McIntosh: How can people prepare for flooding while snow is still on the ground?
Gell: There are five ideas you should keep in mind. One is to know where you live, and know if you are at a risk for flooding. Many people move in and out of an area, so they may not know, historically, if that area is at risk of flooding. So we all need to make sure that we are covered as best we can with the proper insurance. But even if you are outside of a flood area, you can still have flooding. Flooding can be very local.
The second point is to make sure that your drainage is working properly. Particularly in the snow season, you might have ice dams, which may affect the way the gutters are draining. You may have drainage ditches that run adjacent to your property. Perhaps leaf collection did not happen timely and those may be clogged with leaves. If it is an urban [environment] maybe it is the sewer grates that need to be cleared of snow and debris. That is something that you can call into the city to have them take care of.
The third idea is to make sure that your drainage is flowing away from the foundation. Downspouts have a way of either clogging with debris or the downspouts can become dislodged by the ice or the snow. You need to make sure you are prepared to move that water away from your foundation.
The fourth point would be if you have a basement or a crawl space, you need to make sure that your sump pump is working. I think that is one area that we do not pay a lot of attention to until it is too late.
The fifth point is: Do you have a recommended battery backup system? We tend to lose power sometimes in the case of a bad storm, which may be associated with snowmelt. Has the battery in that battery backup system been serviced annually at least? Does the system work?

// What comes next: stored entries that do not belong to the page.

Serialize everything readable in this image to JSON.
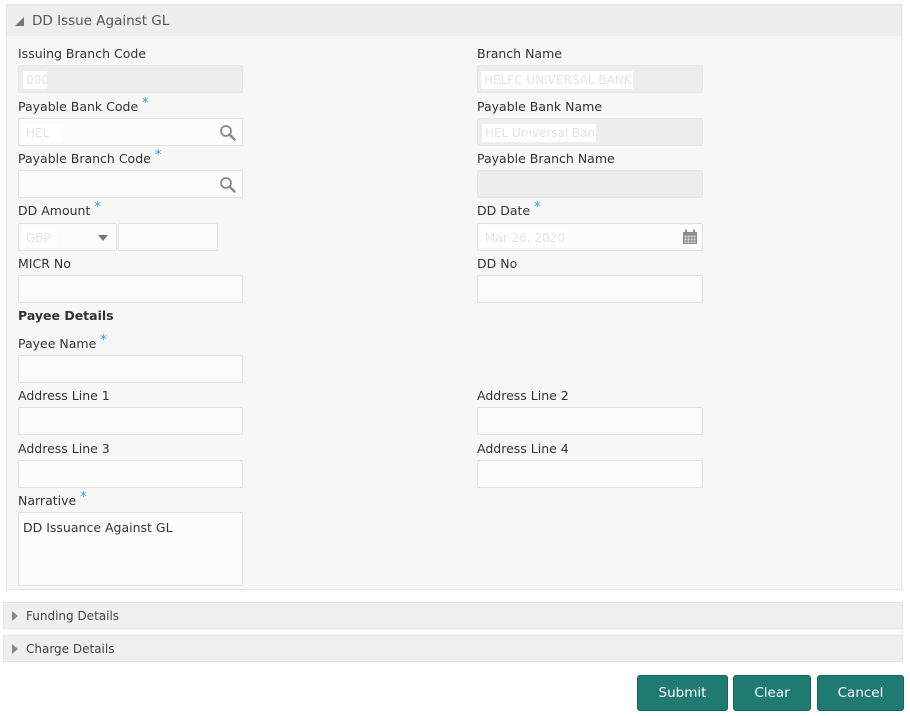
{
  "panel": {
    "title": "DD Issue Against GL",
    "collapse_state": "expanded"
  },
  "fields": {
    "issuing_branch_code": {
      "label": "Issuing Branch Code",
      "value": "000",
      "required": false,
      "readonly": true
    },
    "branch_name": {
      "label": "Branch Name",
      "value": "HELFC UNIVERSAL BANK",
      "required": false,
      "readonly": true
    },
    "payable_bank_code": {
      "label": "Payable Bank Code",
      "value": "HEL",
      "required": true,
      "icon": "search-icon"
    },
    "payable_bank_name": {
      "label": "Payable Bank Name",
      "value": "HEL Universal Bank",
      "required": false,
      "readonly": true
    },
    "payable_branch_code": {
      "label": "Payable Branch Code",
      "value": "",
      "required": true,
      "icon": "search-icon"
    },
    "payable_branch_name": {
      "label": "Payable Branch Name",
      "value": "",
      "required": false,
      "readonly": true
    },
    "dd_amount": {
      "label": "DD Amount",
      "currency": "GBP",
      "amount": "",
      "required": true
    },
    "dd_date": {
      "label": "DD Date",
      "value": "Mar 26, 2020",
      "required": true,
      "icon": "calendar-icon"
    },
    "micr_no": {
      "label": "MICR No",
      "value": ""
    },
    "dd_no": {
      "label": "DD No",
      "value": ""
    }
  },
  "payee": {
    "section_title": "Payee Details",
    "payee_name": {
      "label": "Payee Name",
      "value": "",
      "required": true
    },
    "address_line_1": {
      "label": "Address Line 1",
      "value": ""
    },
    "address_line_2": {
      "label": "Address Line 2",
      "value": ""
    },
    "address_line_3": {
      "label": "Address Line 3",
      "value": ""
    },
    "address_line_4": {
      "label": "Address Line 4",
      "value": ""
    },
    "narrative": {
      "label": "Narrative",
      "value": "DD Issuance Against GL",
      "required": true
    }
  },
  "sections": [
    {
      "title": "Funding Details",
      "state": "collapsed"
    },
    {
      "title": "Charge Details",
      "state": "collapsed"
    }
  ],
  "required_marker": "*",
  "buttons": {
    "submit": "Submit",
    "clear": "Clear",
    "cancel": "Cancel"
  },
  "colors": {
    "button_bg": "#1f7b72",
    "required_marker": "#2d9ad8"
  }
}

McIntosh: How common is it for the average homeowner to have flood insurance?
Gell: I understand that about 20% or so of flooding claims come from people that are outside of a flooding area, so you can see, flooding can be local. There may be some other local environmental factor, [such as] a little extra heavy snowfall; the normal drainage may not able to handle it. It shows that there’s a bit of attention needed [to be paid] to the details of your area. I think everyone is going to have to take a look at exactly where they are and what they might see as potential flooding even if they are not in the standard flooding area.
McIntosh: If flooding does occur, what are effective methods for cleanup?
Gell: Obviously, prevention is the best, because floods can bring damage, disease, [and] loss of property and life. The best thing is to be prepared. You need to always do your part to protect yourself from a possible flooding event. We know that floods can costs tens of thousands of dollars. Past any minor flooding event, you would need to call an expert in, because flooding causes tremendous damage to a house that may not be seen for some time—for example, mold in the walls and other things. So if it is something that can be mopped up quickly, it is very important that it happens quickly. Above all, make sure that any time you see any flooding, you do not enter that area unless it is known to be safe.